El solsticio del amor


Prócoro Hernández Oropeza

Estamos arribando a otro solsticio de invierno, a punto de concluir otro año y de cada uno depende cómo lo recibimos, cómo lo vivimos, sea con frío o sin él, en amor o en anti amor, en dulzura o en resquemor. En soledad o en compañía, en luz o en oscuridad.
El solsticio, ya lo sabemos, es el momento del año en que el Sol, en su movimiento aparente, pasa por uno de los puntos de la eclíptica más alejados del ecuador y en el que se da la máxima diferencia de duración entre el día y la noche. El solsticio de invierno marca el principio del invierno; El inicio de las estaciones viene dado, por convenio, por aquellos instantes en que la Tierra se encuentra en unas determinadas posiciones en su órbita alrededor del Sol. En el caso del invierno, esta posición se da en el punto de la eclíptica en el que el Sol alcanza su máxima declinación Sur (-23º 27′) y durante varios días su altura máxima al mediodía no cambia, y por eso, a esta circunstancia se la llama también solsticio (“Sol quieto”) de invierno. Según diversas mitologías antiguas, es cuando el Dios Ra o Dios Sol sale triunfante de su lucha contra la oscuridad. Son tres días en los que queda permanece muerto y resucita, como diversos avatares, Jesucristo entre ellos, al tercer día.
Ese solsticio debemos vivirlo también en nuestro interior, vencer la oscuridad, vencer a nuestros demonios.  Morir, nacer y servir, son las joyas de nuestra Madre divina para convertirnos en un sol radiante, un cristo solar como lo ensenó el maestro Jesús. O bien seguiremos atados a las tentaciones y necesidades que nos crea el virus de la oscuridad y nos quedaríamos en el muro de lamentaciones pregonando como lo que describe el poeta Octavio Paz en su poema Elegía interrumpida:

Pero no hay agua ya, todo está seco,
no sabe el pan, la fruta amarga,
amor domesticado, masticado,
en jaulas de barrotes invisibles
mono onanista y perra amaestrada,
lo que devoras te devora,
tu víctima también es tu verdugo.
Montón de días muertos, arrugados
periódicos, y noches descorchadas
y en el amanecer de párpados hinchados
el gesto con que deshacemos
el nudo corredizo, la corbata,
y ya apagan las luces en la calle
¿saluda al sol, araña, no seas rencorosa?
y más muertos que vivos entramos en la cama.
Es un desierto circular el mundo,
el cielo está cerrado y el infierno vacío.

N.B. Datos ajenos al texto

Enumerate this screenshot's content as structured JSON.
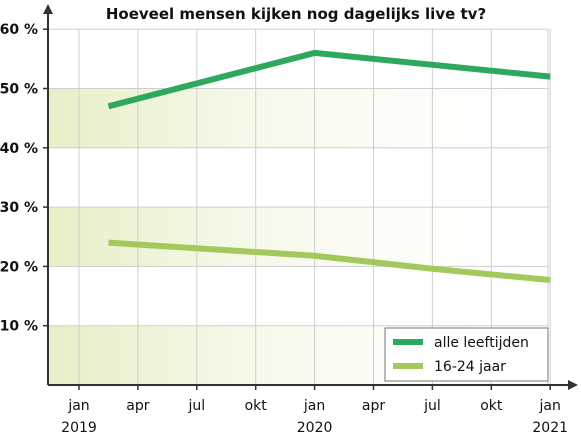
{
  "chart_data": {
    "type": "line",
    "title": "Hoeveel mensen kijken nog dagelijks live tv?",
    "x_ticks": [
      "jan",
      "apr",
      "jul",
      "okt",
      "jan",
      "apr",
      "jul",
      "okt",
      "jan"
    ],
    "x_years": [
      {
        "index": 0,
        "label": "2019"
      },
      {
        "index": 4,
        "label": "2020"
      },
      {
        "index": 8,
        "label": "2021"
      }
    ],
    "y_ticks": [
      "10 %",
      "20 %",
      "30 %",
      "40 %",
      "50 %",
      "60 %"
    ],
    "ylim": [
      0,
      60
    ],
    "grid": true,
    "legend_position": "bottom-right",
    "series": [
      {
        "name": "alle leeftijden",
        "color": "#2fa85f",
        "points": [
          {
            "x": 0.5,
            "y": 47
          },
          {
            "x": 4,
            "y": 56
          },
          {
            "x": 8,
            "y": 52
          }
        ]
      },
      {
        "name": "16-24 jaar",
        "color": "#a3c95c",
        "points": [
          {
            "x": 0.5,
            "y": 24
          },
          {
            "x": 4,
            "y": 21.8
          },
          {
            "x": 6,
            "y": 19.6
          },
          {
            "x": 8,
            "y": 17.7
          }
        ]
      }
    ],
    "band_color": "#e8f0cc"
  }
}
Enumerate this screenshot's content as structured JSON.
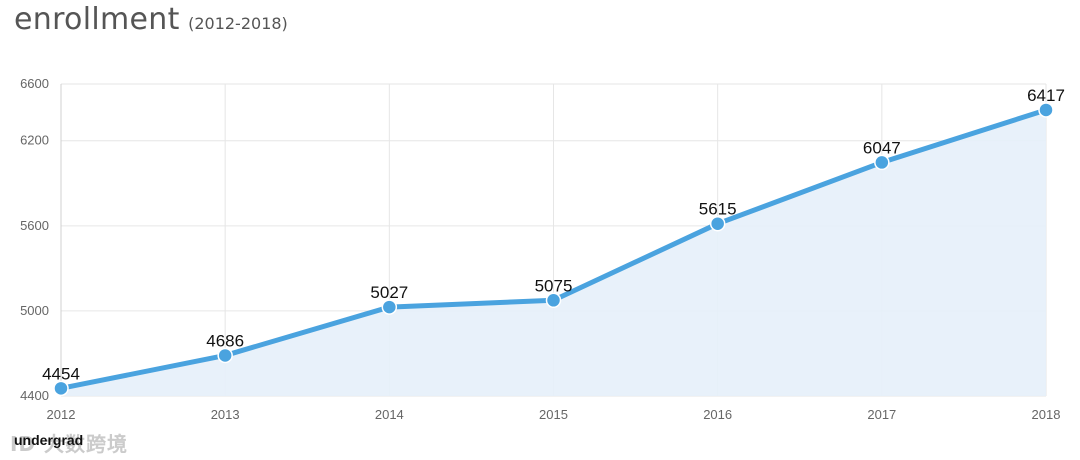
{
  "header": {
    "title": "enrollment",
    "subtitle": "(2012-2018)"
  },
  "legend": {
    "label": "undergrad"
  },
  "watermark": {
    "text": "ID 大数跨境"
  },
  "colors": {
    "line": "#4aa3df",
    "fill": "#e6f0f9",
    "grid": "#e6e6e6",
    "text": "#111111",
    "tick": "#666666"
  },
  "chart_data": {
    "type": "area",
    "title": "enrollment",
    "subtitle": "(2012-2018)",
    "categories": [
      "2012",
      "2013",
      "2014",
      "2015",
      "2016",
      "2017",
      "2018"
    ],
    "series": [
      {
        "name": "undergrad",
        "values": [
          4454,
          4686,
          5027,
          5075,
          5615,
          6047,
          6417
        ]
      }
    ],
    "ylim": [
      4400,
      6600
    ],
    "yticks": [
      4400,
      5000,
      5600,
      6200,
      6600
    ],
    "grid": true,
    "data_labels": true,
    "legend_position": "bottom-left"
  }
}
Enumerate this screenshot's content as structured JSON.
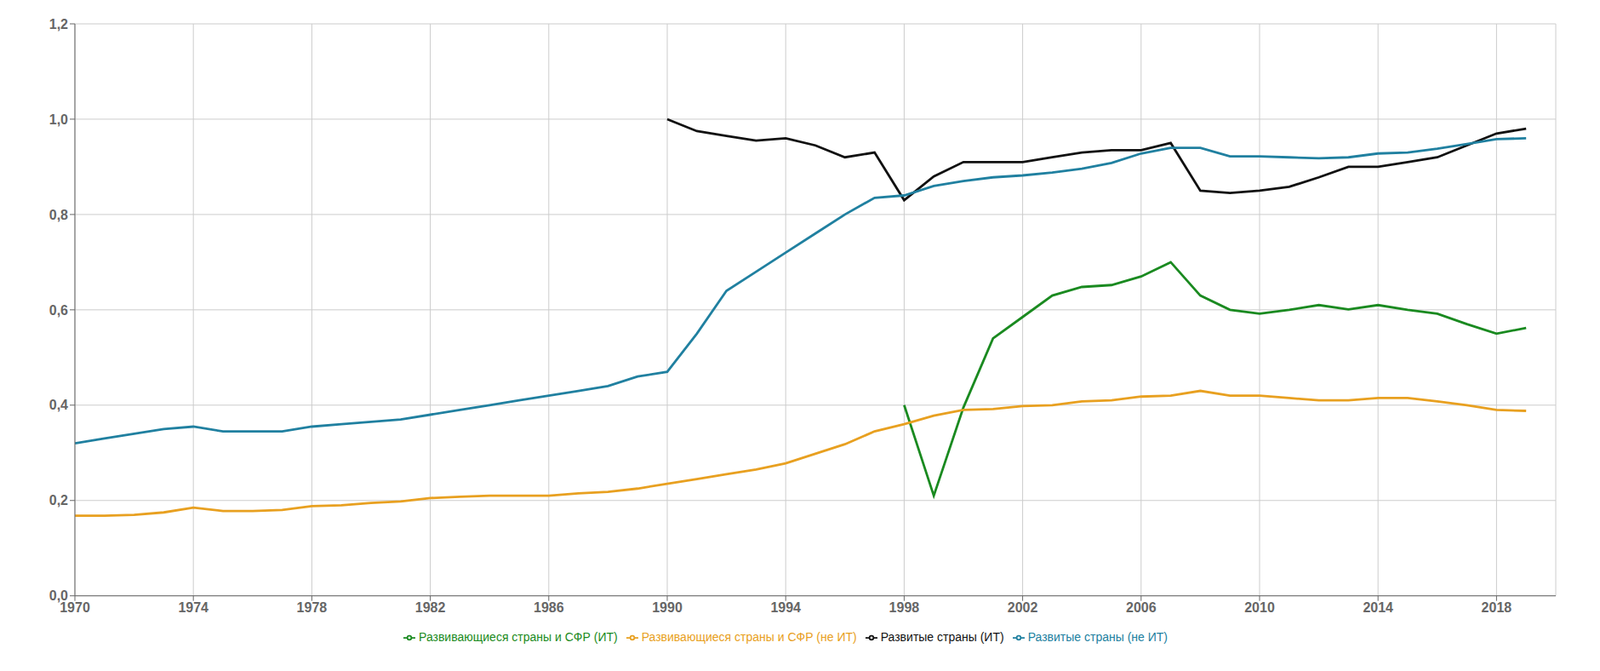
{
  "chart_data": {
    "type": "line",
    "x": [
      1970,
      1971,
      1972,
      1973,
      1974,
      1975,
      1976,
      1977,
      1978,
      1979,
      1980,
      1981,
      1982,
      1983,
      1984,
      1985,
      1986,
      1987,
      1988,
      1989,
      1990,
      1991,
      1992,
      1993,
      1994,
      1995,
      1996,
      1997,
      1998,
      1999,
      2000,
      2001,
      2002,
      2003,
      2004,
      2005,
      2006,
      2007,
      2008,
      2009,
      2010,
      2011,
      2012,
      2013,
      2014,
      2015,
      2016,
      2017,
      2018,
      2019
    ],
    "series": [
      {
        "name": "Развитые страны (ИТ)",
        "color": "#111111",
        "values": [
          null,
          null,
          null,
          null,
          null,
          null,
          null,
          null,
          null,
          null,
          null,
          null,
          null,
          null,
          null,
          null,
          null,
          null,
          null,
          null,
          1.0,
          0.975,
          0.965,
          0.955,
          0.96,
          0.945,
          0.92,
          0.93,
          0.83,
          0.88,
          0.91,
          0.91,
          0.91,
          0.92,
          0.93,
          0.935,
          0.935,
          0.95,
          0.85,
          0.845,
          0.85,
          0.858,
          0.878,
          0.9,
          0.9,
          0.91,
          0.92,
          0.945,
          0.97,
          0.98
        ]
      },
      {
        "name": "Развитые страны (не ИТ)",
        "color": "#2080a0",
        "values": [
          0.32,
          0.33,
          0.34,
          0.35,
          0.355,
          0.345,
          0.345,
          0.345,
          0.355,
          0.36,
          0.365,
          0.37,
          0.38,
          0.39,
          0.4,
          0.41,
          0.42,
          0.43,
          0.44,
          0.46,
          0.47,
          0.55,
          0.64,
          0.68,
          0.72,
          0.76,
          0.8,
          0.835,
          0.84,
          0.86,
          0.87,
          0.878,
          0.882,
          0.888,
          0.896,
          0.908,
          0.928,
          0.94,
          0.94,
          0.922,
          0.922,
          0.92,
          0.918,
          0.92,
          0.928,
          0.93,
          0.938,
          0.948,
          0.958,
          0.96
        ]
      },
      {
        "name": "Развивающиеся страны и СФР (ИТ)",
        "color": "#1a8a20",
        "values": [
          null,
          null,
          null,
          null,
          null,
          null,
          null,
          null,
          null,
          null,
          null,
          null,
          null,
          null,
          null,
          null,
          null,
          null,
          null,
          null,
          null,
          null,
          null,
          null,
          null,
          null,
          null,
          null,
          0.4,
          0.21,
          0.395,
          0.54,
          0.585,
          0.63,
          0.648,
          0.652,
          0.67,
          0.7,
          0.63,
          0.6,
          0.592,
          0.6,
          0.61,
          0.601,
          0.61,
          0.6,
          0.592,
          0.57,
          0.55,
          0.562
        ]
      },
      {
        "name": "Развивающиеся страны и СФР (не ИТ)",
        "color": "#e8a020",
        "values": [
          0.168,
          0.168,
          0.17,
          0.175,
          0.185,
          0.178,
          0.178,
          0.18,
          0.188,
          0.19,
          0.195,
          0.198,
          0.205,
          0.208,
          0.21,
          0.21,
          0.21,
          0.215,
          0.218,
          0.225,
          0.235,
          0.245,
          0.255,
          0.265,
          0.278,
          0.298,
          0.318,
          0.345,
          0.36,
          0.378,
          0.39,
          0.392,
          0.398,
          0.4,
          0.408,
          0.41,
          0.418,
          0.42,
          0.43,
          0.42,
          0.42,
          0.415,
          0.41,
          0.41,
          0.415,
          0.415,
          0.408,
          0.4,
          0.39,
          0.388
        ]
      }
    ],
    "xlim": [
      1970,
      2020
    ],
    "xticks": [
      1970,
      1974,
      1978,
      1982,
      1986,
      1990,
      1994,
      1998,
      2002,
      2006,
      2010,
      2014,
      2018
    ],
    "ylim": [
      0.0,
      1.2
    ],
    "yticks": [
      {
        "value": 0.0,
        "label": "0,0"
      },
      {
        "value": 0.2,
        "label": "0,2"
      },
      {
        "value": 0.4,
        "label": "0,4"
      },
      {
        "value": 0.6,
        "label": "0,6"
      },
      {
        "value": 0.8,
        "label": "0,8"
      },
      {
        "value": 1.0,
        "label": "1,0"
      },
      {
        "value": 1.2,
        "label": "1,2"
      }
    ],
    "grid": true,
    "legend": "bottom"
  }
}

En un mundo donde no hay amor, está domesticado, encerrado en jaula de barrotes y más muertos que vivos entramos a la cama. O bien cantar y extasiarse de la luz que surge desde nuestro corazón interior y se expande por nuestros ojos, nuestras manos, nuestra voz, en un canto de alegría, de amor de felicidad perene, sin contratiempos ni exclusivismos, ni a cuentagotas.   Cantar como lo hacía el poeta chileno Pablo Neruda en su poema El Sol:

A plena luz de sol sucede el día,
el día sol, el silencioso sello
extendido en los campos del camino.                        

Yo soy un hombre luz, con tanta rosa,
con tanta claridad destinada
que llegaré a morirme de fulgor.

Y no divido el mundo en dos mitades,
en dos esferas negras o amarillas
sino que lo mantengo a plena luz
como una sola uva de topacio.

Hace tiempo, allá lejos,
puse los pies en un país tan claro
que hasta la noche era fosforescente:
sigo oyendo el rumor de aquella luz,
ámbar redondo es todo el cielo:
el azúcar azul sube del mar...
…Y sin poder dormir debo partir…


Si, ser como ese sol que no divide el mundo en dos mitades, en dos esferas negras o amarillas, en la dualidad, sino que me mantengo a plena luz y alumbro con mi propio sol.